Lüdenscheid. Sollte das Tässchen Cappuccino oder Eiskaffee, das sommertags in der Fußgängerzone serviert wird, gar üppig bepreist sein, könnte das auch an den sogenannten Terrassengebühren liegen, die die Kommunen von gastronomischen Betrieben verlangen, wenn die ihre Tische auf öffentlichem Grund aufstellen. Im Märkischen Kreis herrschen da allerdings ganz gute Verhältnisse, stellt der Bund der Steuerzahler NRW (BdST) in seiner heutigen Pressemitteilung fest. In Iserlohn lobt der BdST, dass die Kommune ganz auf Terrassengebühren verzichtet. In Lüdenscheid seien sie im landesweiten Vergleich moderat. Da kosten 25 Quadratmeter mit fünf Tischen und je vier Stühlen auf öffentlichem Grund 208,76 Euro Gebühr. Das ist deutlich weniger als in Bonn. Die Bundesstadt belegt mit 1500 Euro den Spitzenplatz im kommunalen Terrassen-Gebühren-Ranking.

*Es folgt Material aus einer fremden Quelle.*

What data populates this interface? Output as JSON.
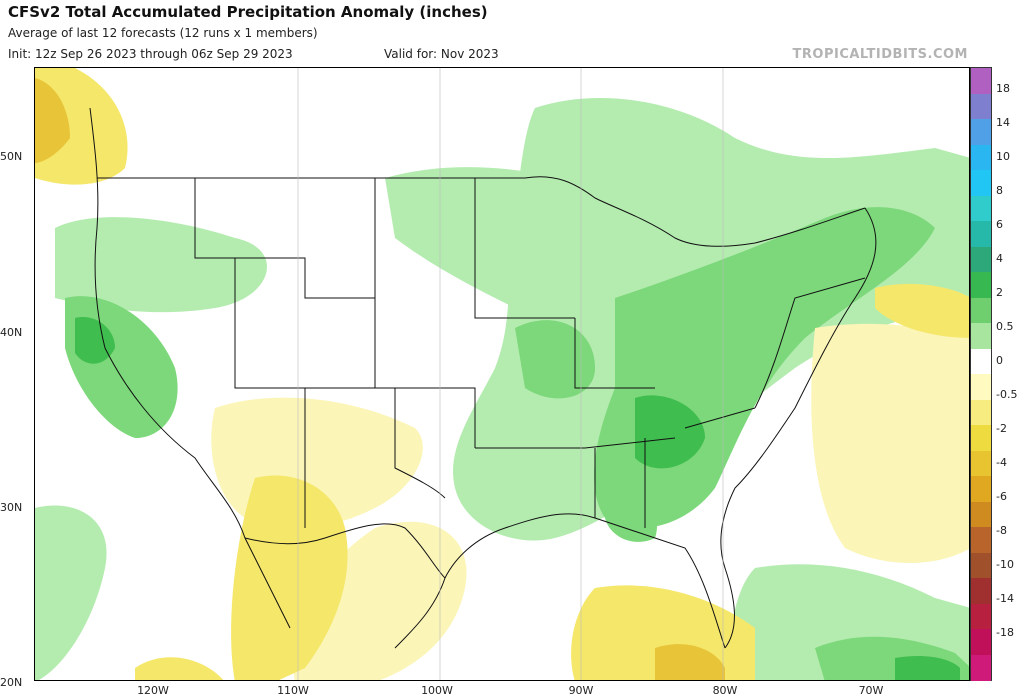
{
  "header": {
    "title": "CFSv2 Total Accumulated Precipitation Anomaly (inches)",
    "subtitle1": "Average of last 12 forecasts (12 runs x 1 members)",
    "init": "Init: 12z Sep 26 2023 through 06z Sep 29 2023",
    "valid": "Valid for: Nov 2023",
    "credit": "TROPICALTIDBITS.COM"
  },
  "axes": {
    "lat_labels": [
      "50N",
      "40N",
      "30N",
      "20N"
    ],
    "lon_labels": [
      "120W",
      "110W",
      "100W",
      "90W",
      "80W",
      "70W"
    ]
  },
  "colorbar": {
    "labels": [
      "18",
      "14",
      "10",
      "8",
      "6",
      "4",
      "2",
      "0.5",
      "0",
      "-0.5",
      "-2",
      "-4",
      "-6",
      "-8",
      "-10",
      "-14",
      "-18"
    ],
    "colors": [
      "#b060c0",
      "#7f7fd0",
      "#4fa0e6",
      "#2ab6f0",
      "#22c6f4",
      "#30cccc",
      "#26b8a8",
      "#2ca87a",
      "#38b850",
      "#6fcf6f",
      "#a8e6a0",
      "#ffffff",
      "#fffac0",
      "#f7ec80",
      "#eedb40",
      "#e8c430",
      "#e0a820",
      "#cf8a20",
      "#b8642a",
      "#a0502a",
      "#a03030",
      "#b82040",
      "#c0105a",
      "#d01a7a"
    ]
  },
  "map_features": {
    "land_outline": "coastline-and-borders",
    "anomaly_fill": "precipitation-anomaly-shading"
  }
}
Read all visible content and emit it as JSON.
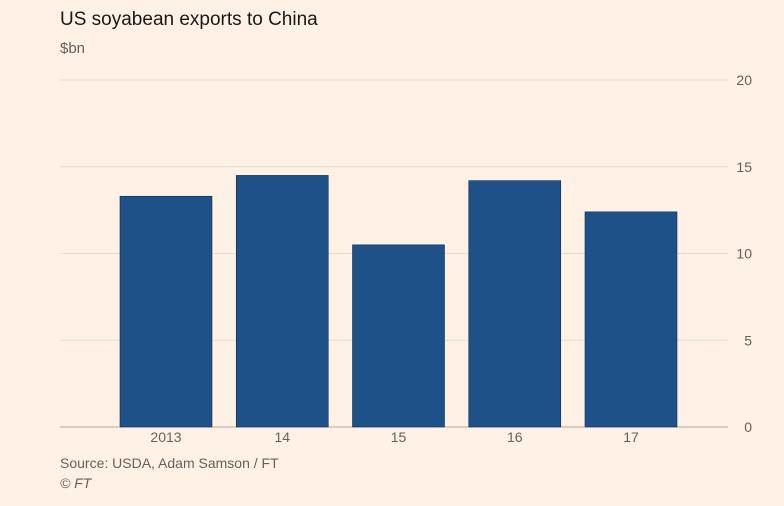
{
  "chart_data": {
    "type": "bar",
    "title": "US soyabean exports to China",
    "subtitle": "$bn",
    "xlabel": "",
    "ylabel": "$bn",
    "categories": [
      "2013",
      "14",
      "15",
      "16",
      "17"
    ],
    "values": [
      13.3,
      14.5,
      10.5,
      14.2,
      12.4
    ],
    "ylim": [
      0,
      20
    ],
    "yticks": [
      0,
      5,
      10,
      15,
      20
    ],
    "grid": true,
    "bar_color": "#1f5189",
    "source": "Source: USDA, Adam Samson / FT",
    "copyright": "© FT"
  }
}
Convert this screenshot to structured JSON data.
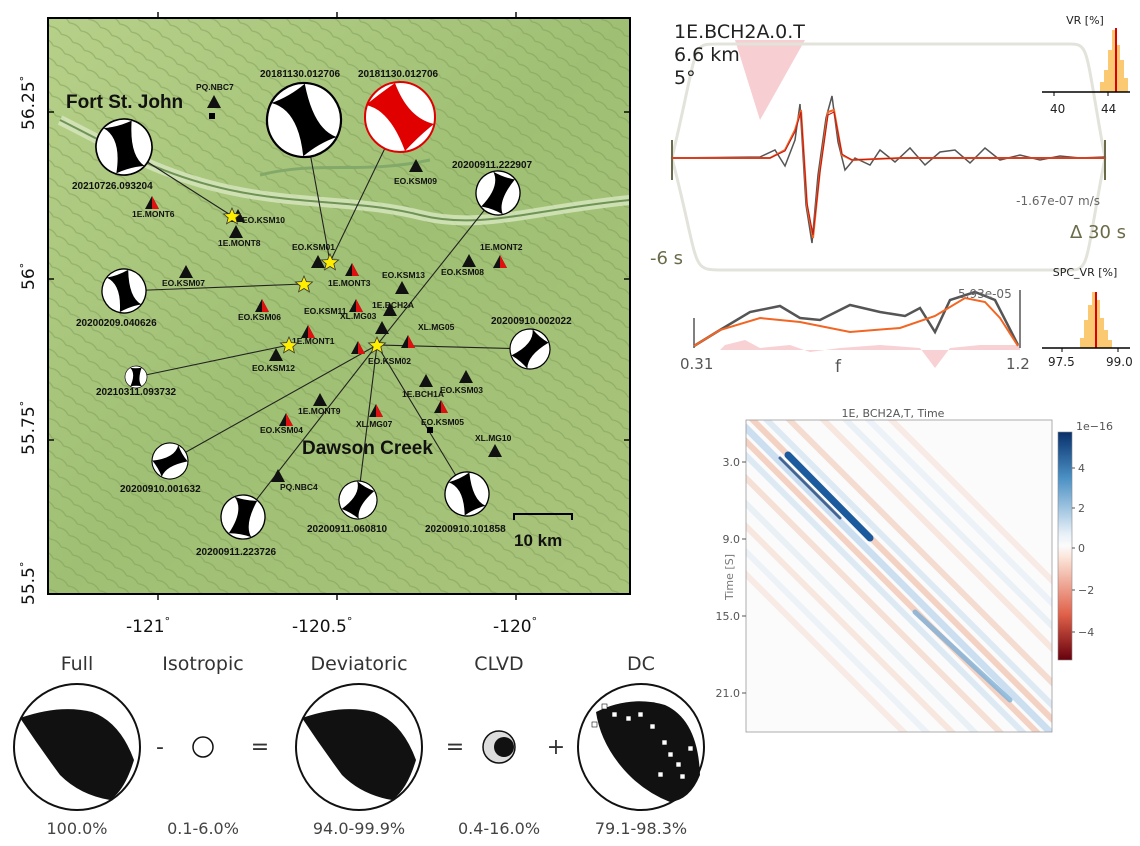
{
  "map": {
    "lat_ticks": [
      "55.5",
      "55.75",
      "56",
      "56.25"
    ],
    "lon_ticks": [
      "-121",
      "-120.5",
      "-120"
    ],
    "degree": "°",
    "cities": [
      "Fort St. John",
      "Dawson Creek"
    ],
    "scale_label": "10 km",
    "station_labels": [
      "PQ.NBC7",
      "EO.KSM09",
      "1E.MONT6",
      "EO.KSM10",
      "1E.MONT8",
      "EO.KSM01",
      "1E.MONT2",
      "EO.KSM13",
      "EO.KSM08",
      "EO.KSM07",
      "1E.MONT3",
      "EO.KSM06",
      "EO.KSM11",
      "XL.MG03",
      "1E.BCH2A",
      "XL.MG05",
      "1E.MONT1",
      "EO.KSM02",
      "EO.KSM12",
      "1E.BCH1A",
      "EO.KSM03",
      "1E.MONT9",
      "EO.KSM04",
      "XL.MG07",
      "EO.KSM05",
      "XL.MG10",
      "PQ.NBC4"
    ],
    "event_labels": [
      "20181130.012706",
      "20181130.012706",
      "20210726.093204",
      "20200911.222907",
      "20200209.040626",
      "20200910.002022",
      "20210311.093732",
      "20200910.001632",
      "20200911.223726",
      "20200911.060810",
      "20200910.101858"
    ]
  },
  "waveform": {
    "station": "1E.BCH2A.0.T",
    "distance": "6.6 km",
    "azimuth": "5°",
    "amp_label": "-1.67e-07 m/s",
    "start_label": "-6 s",
    "window_label": "Δ 30 s"
  },
  "spectrum": {
    "amp_label": "5.93e-05",
    "fmin": "0.31",
    "fmax": "1.2",
    "xlabel": "f"
  },
  "vr_hist": {
    "title": "VR [%]",
    "ticks": [
      "40",
      "44"
    ]
  },
  "spc_hist": {
    "title": "SPC_VR [%]",
    "ticks": [
      "97.5",
      "99.0"
    ]
  },
  "heatmap": {
    "title": "1E, BCH2A,T, Time",
    "ylabel": "Time [S]",
    "yticks": [
      "3.0",
      "9.0",
      "15.0",
      "21.0"
    ],
    "colorbar_exp": "1e−16",
    "colorbar_ticks": [
      "4",
      "2",
      "0",
      "−2",
      "−4"
    ],
    "colors": {
      "positive": "#08306b",
      "negative": "#67000d"
    }
  },
  "decomposition": {
    "items": [
      {
        "name": "Full",
        "percent": "100.0%"
      },
      {
        "name": "Isotropic",
        "percent": "0.1-6.0%"
      },
      {
        "name": "Deviatoric",
        "percent": "94.0-99.9%"
      },
      {
        "name": "CLVD",
        "percent": "0.4-16.0%"
      },
      {
        "name": "DC",
        "percent": "79.1-98.3%"
      }
    ],
    "operators": [
      "-",
      "=",
      "=",
      "+"
    ]
  }
}
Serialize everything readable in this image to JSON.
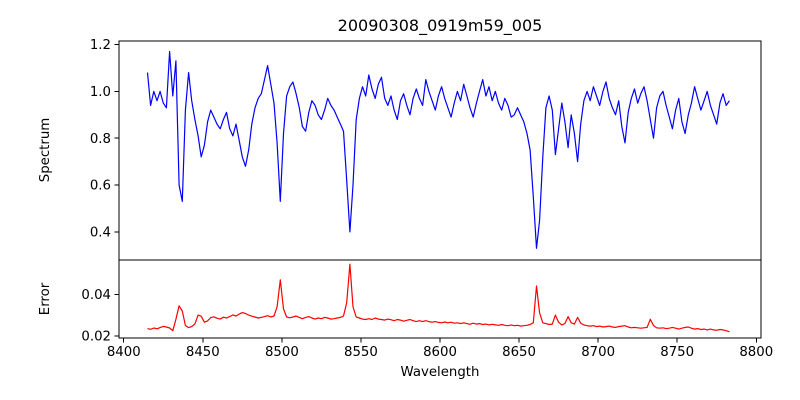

Insgesamt hat der Steuerzahlerbund NRW die Terrassengebühren in 56 Städten Nordrhein-Westfalens geprüft, allesamt Kommunen mit über 60.000 Einwohnern. Auffällig sei, so die Mitteilung des BdST NRW weiter, dass sich unter den sechs teuersten Städten drei Teilnehmer (Wuppertal, Leverkusen und Recklinghausen) im Stärkungspakt Stadtfinanzen befänden. Das lasse die Annahme zu, dass Städte, die Schwierigkeiten haben ihre kommunalen Haushalte auszugleichen, hier an der Gebührenschraube drehen.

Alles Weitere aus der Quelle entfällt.